17 Finalement il n’y aura eu ni débat intellectuel, ni action collective à la suite du 11
septembre 2001 et des guerres en Afghanistan et en Irak qui ont suivi. Les
interventions des intellectuels ont été, à une exception près, éclatées, comme si
chacun enfourchait son cheval de bataille favori. Le front progressiste-pacifiste
des années 1950 à 1980 a visiblement vécu. Une constellation identique se
rencontre à propos de la mondialisation.

L’absence de contestation intellectuelle de la


mondialisation
18 La particularité de la discussion allemande de ces dernières années sur ce sujet,
c’est que ce sont les sociologues et les politologues qui donnent le ton. On trouve
certes, ici et là, des articles d’écrivains qui se hasardent sur ce terrain, comme
Peter Schneider30, qui relate la fusion des deux géants de l’industrie automobile
mondiale, Daimler et Chrysler, mais c’est pour raconter avec bienveillance la
manière dont les deux cultures d’entreprise ont réussi à fusionner dans une sorte
de Kulturkampf moderne se terminant par un happy end. Mais finalement, ceux
qui dominent l’édition et sont d’ailleurs largement recensés, tout particulièrement
dans Die Zeit, ce sont les sociologues Ralf Dahrendorf et Ulrich Beck, et le
politologue Claus Leggewie, membre d’Attac-Allemagne31. On peut mentionner
également les auteurs qui se réclament de la « science sociale critique » comme
Albert Scharenberg32 et Oliver Schmidtke. Tous placent le « nouvel ordre
mondial » au cœur de leur réflexion et prennent acte du « changement
structurel » (Strukturwandel) qui a provoqué une crise, ce que certains appellent
la nouvelle « misère » du politique. En l’occurrence, c’est la démocratie et l’État
national qui sont considérés comme en crise. Selon eux, la libéralisation des
marchés des années 1990 a provoqué un changement de paradigme : la
participation politique et le contrôle démocratique, qui s’exerçaient
précédemment dans le cadre de l’État national et concernaient tous les secteurs de
la vie politique, économique et sociale, se trouvent découplés du pouvoir politico-
économique, désormais aux mains des grands groupes organisés de façon
transnationale et qui s’affranchissent de toutes les procédures.
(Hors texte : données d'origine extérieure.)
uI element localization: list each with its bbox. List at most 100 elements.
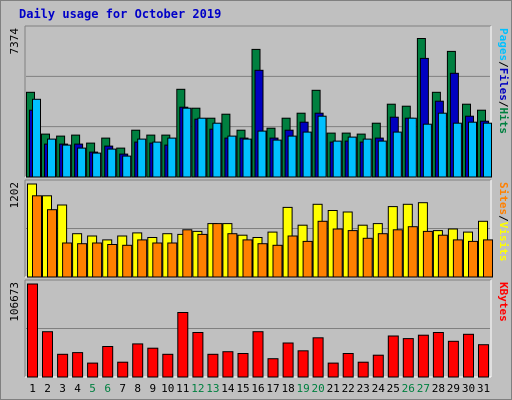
pages-bar-day-26: [407, 117, 417, 178]
pages-bar-day-4: [77, 147, 87, 178]
pages-bar-day-8: [137, 138, 147, 178]
sites-bar-day-19: [302, 240, 313, 278]
pages-bar-day-28: [437, 112, 447, 178]
pages-bar-day-6: [107, 148, 117, 178]
kbytes-bar-day-12: [192, 332, 204, 378]
sites-bar-day-18: [287, 235, 298, 278]
legend-entry: /: [497, 101, 510, 108]
x-tick-label: 5: [89, 382, 96, 395]
pages-bar-day-31: [483, 122, 492, 178]
kbytes-bar-day-11: [177, 312, 189, 378]
x-tick-label: 6: [104, 382, 111, 395]
sites-bar-day-10: [167, 242, 178, 278]
pages-bar-day-2: [47, 138, 56, 178]
sites-bar-day-16: [257, 243, 268, 278]
kbytes-bar-day-1: [27, 283, 38, 378]
pages-bar-day-1: [32, 98, 41, 178]
kbytes-bar-day-3: [57, 353, 69, 378]
kbytes-bar-day-30: [463, 333, 474, 378]
x-tick-label: 29: [447, 382, 460, 395]
pages-bar-day-13: [212, 122, 222, 178]
x-tick-label: 8: [134, 382, 141, 395]
x-tick-label: 3: [59, 382, 66, 395]
sites-bar-day-17: [272, 244, 283, 278]
pages-bar-day-14: [227, 135, 237, 178]
pages-bar-day-21: [332, 140, 342, 178]
kbytes-bar-day-17: [267, 358, 279, 378]
pages-bar-day-24: [377, 140, 387, 178]
x-tick-label: 21: [327, 382, 340, 395]
x-tick-label: 10: [161, 382, 174, 395]
sites-bar-day-12: [197, 233, 208, 278]
pages-bar-day-19: [302, 131, 312, 178]
pages-bar-day-15: [242, 138, 252, 178]
legend-entry: Visits: [497, 222, 510, 262]
pages-bar-day-22: [347, 136, 357, 178]
kbytes-bar-day-2: [42, 331, 53, 378]
kbytes-bar-day-16: [252, 331, 264, 378]
kbytes-panel: 106673 KBytes: [8, 279, 510, 378]
sites-bar-day-23: [362, 237, 373, 278]
x-tick-label: 1: [29, 382, 36, 395]
sites-bar-day-8: [137, 239, 148, 278]
kbytes-bar-day-10: [162, 353, 174, 378]
pages-bar-day-20: [317, 115, 327, 178]
panel-legend: Sites/Visits: [497, 182, 510, 262]
kbytes-bar-day-18: [282, 342, 294, 378]
sites-bar-day-22: [347, 230, 358, 278]
visits-sites-panel: 1202 Sites/Visits: [8, 179, 510, 278]
sites-bar-day-5: [92, 242, 103, 278]
sites-bar-day-29: [452, 239, 463, 278]
sites-bar-day-4: [77, 243, 88, 278]
pages-bar-day-27: [422, 123, 432, 178]
kbytes-bar-day-31: [478, 344, 489, 378]
kbytes-bar-day-19: [297, 350, 309, 378]
kbytes-bar-day-14: [222, 351, 234, 378]
x-tick-label: 28: [432, 382, 445, 395]
kbytes-bar-day-29: [447, 340, 459, 378]
kbytes-bar-day-5: [87, 362, 99, 378]
sites-bar-day-28: [437, 234, 448, 278]
sites-bar-day-6: [107, 244, 118, 278]
sites-bar-day-24: [377, 233, 388, 278]
pages-bar-day-17: [272, 139, 282, 178]
panel-legend: Pages/Files/Hits: [497, 28, 510, 134]
x-axis-day-labels: 1 2 3 4 5 6 7 8 9 10 11 12 13 14 15 16 17 18 19 20 21 22 23 24 2…: [29, 382, 490, 395]
sites-bar-day-13: [212, 223, 223, 278]
kbytes-bar-day-28: [432, 332, 444, 378]
y-max-label: 7374: [8, 28, 21, 55]
pages-bar-day-9: [152, 141, 162, 178]
x-tick-label: 7: [119, 382, 126, 395]
x-tick-label: 26: [402, 382, 415, 395]
legend-entry: /: [497, 215, 510, 222]
sites-bar-day-2: [47, 209, 57, 278]
x-tick-label: 19: [296, 382, 309, 395]
sites-bar-day-9: [152, 242, 163, 278]
legend-entry: /: [497, 61, 510, 68]
x-tick-label: 15: [236, 382, 249, 395]
sites-bar-day-20: [317, 220, 328, 278]
x-tick-label: 23: [357, 382, 370, 395]
sites-bar-day-15: [242, 239, 253, 278]
pages-bar-day-10: [167, 137, 177, 178]
legend-entry: KBytes: [497, 282, 510, 322]
pages-bar-day-12: [197, 117, 207, 178]
kbytes-bar-day-27: [417, 334, 429, 378]
x-tick-label: 18: [281, 382, 294, 395]
y-max-label: 1202: [8, 182, 21, 209]
x-tick-label: 4: [74, 382, 81, 395]
kbytes-bar-day-24: [372, 354, 384, 378]
legend-entry: Hits: [497, 108, 510, 135]
sites-bar-day-7: [122, 244, 133, 278]
legend-entry: Pages: [497, 28, 510, 61]
y-max-label: 106673: [8, 282, 21, 322]
sites-bar-day-3: [62, 242, 73, 278]
x-tick-label: 20: [311, 382, 324, 395]
kbytes-bar-day-20: [312, 337, 324, 378]
kbytes-bar-day-7: [117, 361, 129, 378]
pages-bar-day-18: [287, 135, 297, 178]
hits-files-pages-panel: 7374 Pages/Files/Hits: [8, 25, 510, 178]
kbytes-bar-day-22: [342, 353, 354, 378]
sites-bar-day-1: [32, 195, 42, 278]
La marge de
manœuvre des États nationaux, qui se voulaient jusque-là « souverains », se
réduit comme peau de chagrin, tout comme se réduisent les chances d’une
politique de relance de type keynésien ou encore les possibilités de survie de l’État
providence, puisque les nouveaux pouvoirs tendent vers une
rationalisation/optimisation des moyens, vers plus de privatisation et de
dérégulation, au risque de faire croître les inégalités entre individus comme entre
nations : ainsi, une renaissance de mouvements nationaux d’un nouveau type,
« ethnicisés » et fondamentalistes, devient de plus en plus probable. Ces
constatations semblent largement partagées et les analystes allemands, constatant
l’absence de solutions alternatives – mis à part le renforcement de la démocratie
locale –, semblent s’incliner devant la montée irrésistible du phénomène : ils
recourent d’ailleurs fréquemment au terme de Sachzwang, appliqué au marché
mondial nouvelle manière, présenté comme une « contrainte objective ». Ce qui
est frappant, c’est le ton mesuré et conciliant de ces intellectuels face à ce qui est
ressenti comme irrémédiable, un ton dénué de toute polémique – même de la part
des tenants des « sciences sociales critiques » soutenus par la Fondation Rosa
Luxemburg !
19 La caractéristique majeure de ces écrits est incontestablement leur caractère
descriptif, sinon explicatif ; le phénomène de la mondialisation y est décrit comme
une donnée incontournable. Mais une conséquence semble préoccuper plus
particulièrement ces auteurs : en effet, l’existence d’une nouvelle classe sociale, à
savoir les élites, sur lesquelles la nation n’a aucune prise (« national nicht
gebunden », Dahrendorf), remet finalement en cause la possibilité de politiques
économiques et sociales nationales propres, puisqu’elles sont soustraites par ces
élites à la souveraineté des démocraties. La mondialisation constitue ainsi, aux
yeux de ces auteurs, un défi pour le fonctionnement des démocraties occidentales
et, in fine, un défi pour le politique, subordonné à l’économie. Les conséquences
de la mondialisation pour les pays pauvres sont également recensées, par exemple
par Günter Grass, qui s’en fait le porte-parole dans ses interviews, mais elles ne
constituent visiblement pas le problème central. En tout cas, il n’y a pas d’appel à
la levée en masse : tous ces auteurs semblent très éloignés de la radicalité
manifestée par eux-mêmes ou leurs prédécesseurs dans les luttes anticapitalistes
des années 1960 et 1970.
20 Une des rares contestations radicales du nouvel ordre économique mondial est
fournie par la dernière pièce du dramaturge Rolf Hochhut, fidèle à son
antifascisme des années 1960 – il est l’auteur de la pièce incendiaire Der
Stellvertreter (Le Vicaire, 1963), accusatrice des silences du pape Pie XII au sujet
de l’Holocauste. Dans sa dernière pièce, McKinsey kommt, il fustige la
« dictature » de l’économie mondiale, responsable de tous les dégâts sociaux. Sur
le mode de l’agitprop, Hochhut stigmatise plus particulièrement les entreprises de
conseil, auxquelles il reproche leur dureté, leur manque de scrupule, leur
insensibilité aux conséquences sociales des solutions qu’ils préconisent, au point
d’envisager dans sa pièce l’éventualité du meurtre du porte-parole de la Deutsche
Bank ! Mais c’est là une voix qui détonne dans un environnement plutôt résigné.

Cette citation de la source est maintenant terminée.